INTEGRIS Health has trained more than 500 staff on violence in the workplace, which includes a focus on domestic situations. They are averaging about 15 assaults on employees per month at their metro facilities, with emergency department patients under the influence of alcohol or drugs posing the most concern. Prior to the training, serious injuries had resulted from the assaults. However, since the system has begun offering the trainings and taking precautionary measures, no significant injuries to staff have occurred.
As a result of higher-acuity patients and challenges in staffing in some departments, many employees who are concerned about the issue of violence were not initially able to attend the trainings. To accommodate these employees, Public Safety moved the trainings from the classroom to the hospital departments. The trainings can occur during a shift change or a break – whatever works best for that department. All employees are paid for attending training. In addition, domestic violence and forensic patient violence are covered in the annual training that involves all employees. INTEGRIS Health is committed to maintaining a safe environment for patients, staff and visitors. The Public Safety Department budget has been re-evaluated annually and adjusted accordingly.
Regarding forensic patients in particular, clinical staff needed support and encouragement to report when a patient physically hurt them. Violence against nurses may be the most underreported violence, especially when the nurse has been in the profession for a long time. INTEGRIS Health has zero tolerance for violence against anyone in its facilities, so training all clinical staff to report all incidents has been included as part of the employees’ annual training.

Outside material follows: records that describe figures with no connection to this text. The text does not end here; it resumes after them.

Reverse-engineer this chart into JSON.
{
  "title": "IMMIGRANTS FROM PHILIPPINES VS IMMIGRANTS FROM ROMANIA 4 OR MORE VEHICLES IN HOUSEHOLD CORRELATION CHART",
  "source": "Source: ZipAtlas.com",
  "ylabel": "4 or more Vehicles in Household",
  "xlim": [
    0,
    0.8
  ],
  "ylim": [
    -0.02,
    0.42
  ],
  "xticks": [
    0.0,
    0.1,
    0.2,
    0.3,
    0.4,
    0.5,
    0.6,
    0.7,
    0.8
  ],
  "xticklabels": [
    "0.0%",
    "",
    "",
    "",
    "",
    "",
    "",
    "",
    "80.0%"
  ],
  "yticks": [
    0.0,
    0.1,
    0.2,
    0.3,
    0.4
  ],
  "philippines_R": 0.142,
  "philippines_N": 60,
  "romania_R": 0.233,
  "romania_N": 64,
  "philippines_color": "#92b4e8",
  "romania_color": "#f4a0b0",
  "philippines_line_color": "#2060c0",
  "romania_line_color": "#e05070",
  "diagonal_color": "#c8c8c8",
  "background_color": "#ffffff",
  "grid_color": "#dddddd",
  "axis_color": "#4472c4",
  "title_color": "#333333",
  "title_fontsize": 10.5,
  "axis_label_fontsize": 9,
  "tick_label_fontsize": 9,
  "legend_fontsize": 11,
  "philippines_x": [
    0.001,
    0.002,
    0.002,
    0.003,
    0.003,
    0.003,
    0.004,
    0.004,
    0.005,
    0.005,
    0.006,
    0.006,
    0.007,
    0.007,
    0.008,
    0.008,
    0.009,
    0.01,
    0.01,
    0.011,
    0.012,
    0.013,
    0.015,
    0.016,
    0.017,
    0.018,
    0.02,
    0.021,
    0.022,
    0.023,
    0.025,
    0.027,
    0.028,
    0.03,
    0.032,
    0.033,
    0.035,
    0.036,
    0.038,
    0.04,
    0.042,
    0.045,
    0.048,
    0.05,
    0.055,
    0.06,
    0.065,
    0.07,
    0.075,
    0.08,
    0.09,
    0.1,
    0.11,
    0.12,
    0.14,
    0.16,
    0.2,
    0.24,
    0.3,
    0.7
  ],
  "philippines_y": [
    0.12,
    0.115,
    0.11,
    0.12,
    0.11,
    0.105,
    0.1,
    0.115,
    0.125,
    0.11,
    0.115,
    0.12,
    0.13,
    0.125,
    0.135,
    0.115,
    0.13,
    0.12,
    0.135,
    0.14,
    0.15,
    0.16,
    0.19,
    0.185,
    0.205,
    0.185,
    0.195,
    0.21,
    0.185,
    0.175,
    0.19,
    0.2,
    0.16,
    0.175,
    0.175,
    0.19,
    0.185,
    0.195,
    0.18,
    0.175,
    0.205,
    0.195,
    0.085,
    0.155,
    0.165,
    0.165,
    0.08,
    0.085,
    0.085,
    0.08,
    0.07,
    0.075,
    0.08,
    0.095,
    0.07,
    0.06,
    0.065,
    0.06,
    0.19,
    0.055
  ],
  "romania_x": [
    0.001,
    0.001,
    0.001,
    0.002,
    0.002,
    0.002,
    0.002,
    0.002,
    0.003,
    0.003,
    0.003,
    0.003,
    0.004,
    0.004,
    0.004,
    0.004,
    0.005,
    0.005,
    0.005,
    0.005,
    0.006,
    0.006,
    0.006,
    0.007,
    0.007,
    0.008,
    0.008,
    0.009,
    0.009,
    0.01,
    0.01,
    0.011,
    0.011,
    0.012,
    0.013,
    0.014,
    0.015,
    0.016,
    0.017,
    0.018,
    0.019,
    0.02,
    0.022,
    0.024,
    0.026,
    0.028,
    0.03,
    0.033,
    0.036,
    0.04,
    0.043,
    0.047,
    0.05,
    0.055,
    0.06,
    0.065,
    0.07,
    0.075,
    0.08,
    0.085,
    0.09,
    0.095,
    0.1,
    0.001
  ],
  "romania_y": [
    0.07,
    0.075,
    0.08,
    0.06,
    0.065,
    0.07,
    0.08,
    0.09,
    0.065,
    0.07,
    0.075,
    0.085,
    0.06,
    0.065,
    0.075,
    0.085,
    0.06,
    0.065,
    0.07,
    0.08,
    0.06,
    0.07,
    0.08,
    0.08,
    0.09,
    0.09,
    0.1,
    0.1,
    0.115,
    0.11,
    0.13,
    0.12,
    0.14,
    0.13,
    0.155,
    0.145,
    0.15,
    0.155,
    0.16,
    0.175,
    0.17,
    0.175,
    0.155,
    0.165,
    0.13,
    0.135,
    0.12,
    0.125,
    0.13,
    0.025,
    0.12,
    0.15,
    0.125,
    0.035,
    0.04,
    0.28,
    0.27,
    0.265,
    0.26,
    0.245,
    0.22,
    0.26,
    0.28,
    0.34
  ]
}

The director of Public Safety for the system is a retired police officer, which helps him relate more easily to the police officers and contract security staff who must sit with forensic patients. At first, these police and security officers from outside the hospital did not understand the need for them to stay awake in the hospital room and keep watch over the forensic patient at all times. Also, police officers did not initially understand that, while the forensic patient is in the hospital, they must treat the patients in accordance with hospital policy while prioritizing safety. It took some additional training for these officers to absorb that the hospital is committed to keeping everybody safe – staff, visitors and patients – no matter what, and that using verbal skills to de-escalate a situation always comes first.
In response to rising domestic violence issues in our society, INTEGRIS Health has just begun working with the Women Centers in the health system to prepare them for Static and Active Situations in their areas. Training involves the following:
Static Situation Responses
- Clinical staff communications to the dispatch center (full details)
- Immediate communications between Public Safety and clinical staff
- Concept of the more shared the information, the safer the environment for all
- The often volatility of static situation – it can change from Static to Active in an instant
Active Situation Responses
- Criticality of information to Public Safety dispatcher
- Concept of “Walk & Talk” communications at the scene
- Clinical supervisor’s role in protecting/isolating their staff
- Public Safety’s response to the threat (no police involvement)
- Public Safety’s response to protect the staff (police involved)
- Debriefing and review after the threat is over
INTEGRIS Health is continuing to train the public safety officers to have a heightened sense of awareness about domestic violence and forensic patient threats, and to conduct a risk assessment to determine the best course of action to mitigate the threat.